Thread: How to find the culprit in server load spikes?

How to find the culprit in server load spikes?

From
Moreno Andreo
Date:
Hi everyone,
     I host a Postgresql server on Ubuntu 12.04 and I am facing server
load spikes (if I run top, it goes up to 25-30 on a 4-core system)...
In some cases, I have to restart potgresql service because users call us
complaining of the slowness, but in some cases I can leave things on
their way and I see that after a bunch of minutes (about 5-10) the
situations drops to the normality (0.50-2 load).
The problem is, as in the most cases, the I/O, but I need a small hand
to know some methods or tools that can help me to investigate who or
what is causing me these spikes.

Any help would be appreciated.
Best regards,
Moreno.



Re: How to find the culprit in server load spikes?

From
Kevin Grittner
Date:
Moreno Andreo <moreno.andreo@evolu-s.it> wrote:

>     I host a Postgresql server on Ubuntu 12.04 and I am facing server
> load spikes (if I run top, it goes up to 25-30 on a 4-core system)...
> In some cases, I have to restart potgresql service because users call us
> complaining of the slowness, but in some cases I can leave things on
> their way and I see that after a bunch of minutes (about 5-10) the
> situations drops to the normality (0.50-2 load).
>
> The problem is, as in the most cases, the I/O,

If you have confirmed that there is an I/O glut during these
episodes, it is probably that a cascade of dirty cache pages
caused the OS dirty pages to hit the vm.dirty_ratio percentage.  If
you were seeing a high number for system CPU time the below would
probably not help.

Make sure you are using a storage system that has a persistent
cache configured for write-back (rather than write-through).
Reduce the OS vm.dirty_background_bytes setting to less than the
size of the persistent write cache.  Make sure that vm.dirty_ratio
is at least 20, possibly higher.  Configure the PostgreSQL
background writer to be more aggressive.  If those don't do it,
reduce the size of shared_buffers.

--
Kevin Grittner
EDB: http://www.enterprisedb.com
The Enterprise PostgreSQL Company

Re: How to find the culprit in server load spikes?

From
Jeff Janes
Date:
On Wed, Jul 22, 2015 at 5:50 AM, Moreno Andreo <moreno.andreo@evolu-s.it> wrote:
Hi everyone,
    I host a Postgresql server on Ubuntu 12.04 and I am facing server load spikes (if I run top, it goes up to 25-30 on a 4-core system)...
In some cases, I have to restart potgresql service because users call us complaining of the slowness, but in some cases I can leave things on their way and I see that after a bunch of minutes (about 5-10) the situations drops to the normality (0.50-2 load).
The problem is, as in the most cases, the I/O, but I need a small hand to know some methods or tools that can help me to investigate who or what is causing me these spikes.

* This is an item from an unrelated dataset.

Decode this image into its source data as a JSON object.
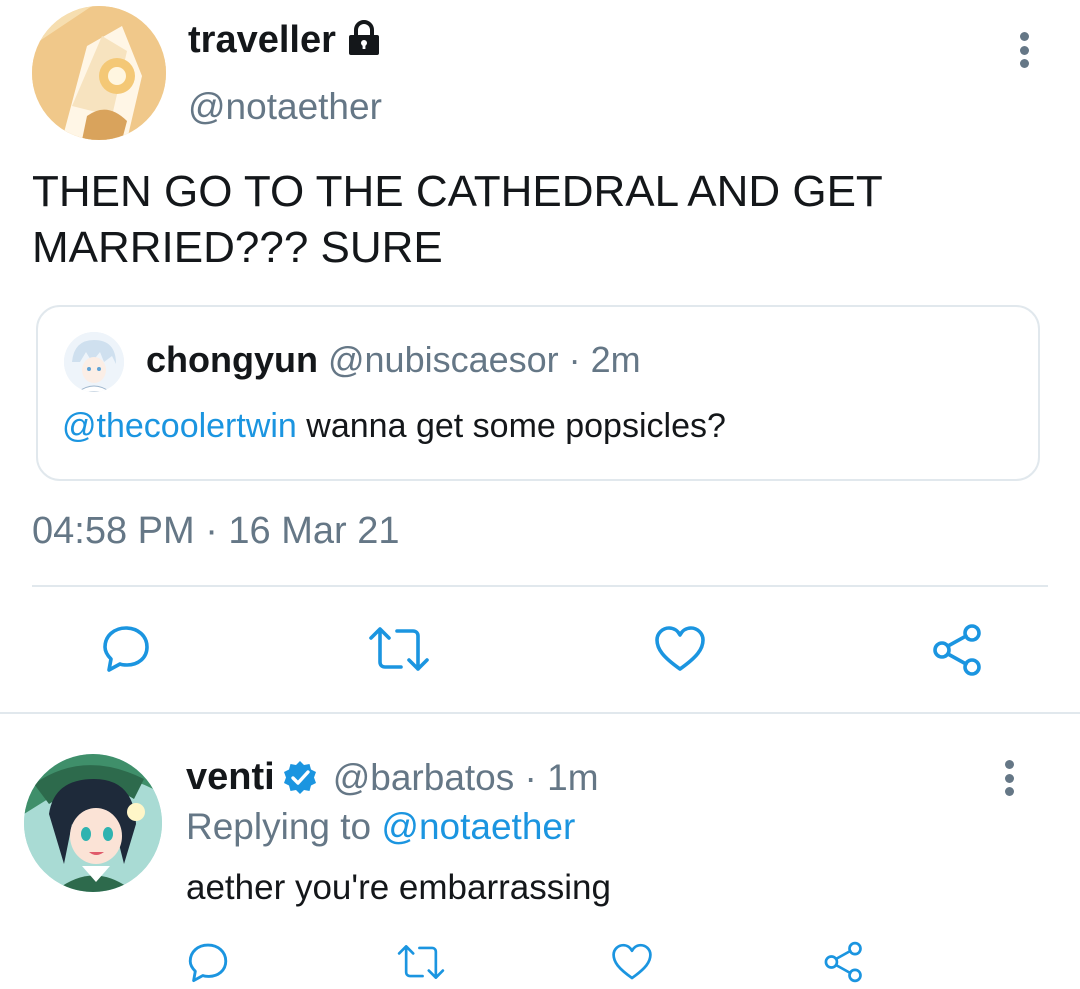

I always run systems starting out with logging cranked up to at least these settings:

log_checkpoints = on
log_lock_waits = on
shared_preload_libraries = 'pg_stat_statements,auto_explain'
auto_explain.log_min_duration = '10s'
track_io_timing = on
log_autovacuum_min_duration = 1000
log_min_duration_statement = 1000 ## or less

In particular, you would want to see what the reported "sync" time is for the checkpoint, and whether the slowness (as shown by the frequency of statement min duration log events) is occurring in a pattern around the beginning and end of a checkpoint.

I'd also set up vmstat to run continuously capturing output to a logfile with a timestamp, which can later be correlated to the postgres log file entries.

Cheers,

Jeff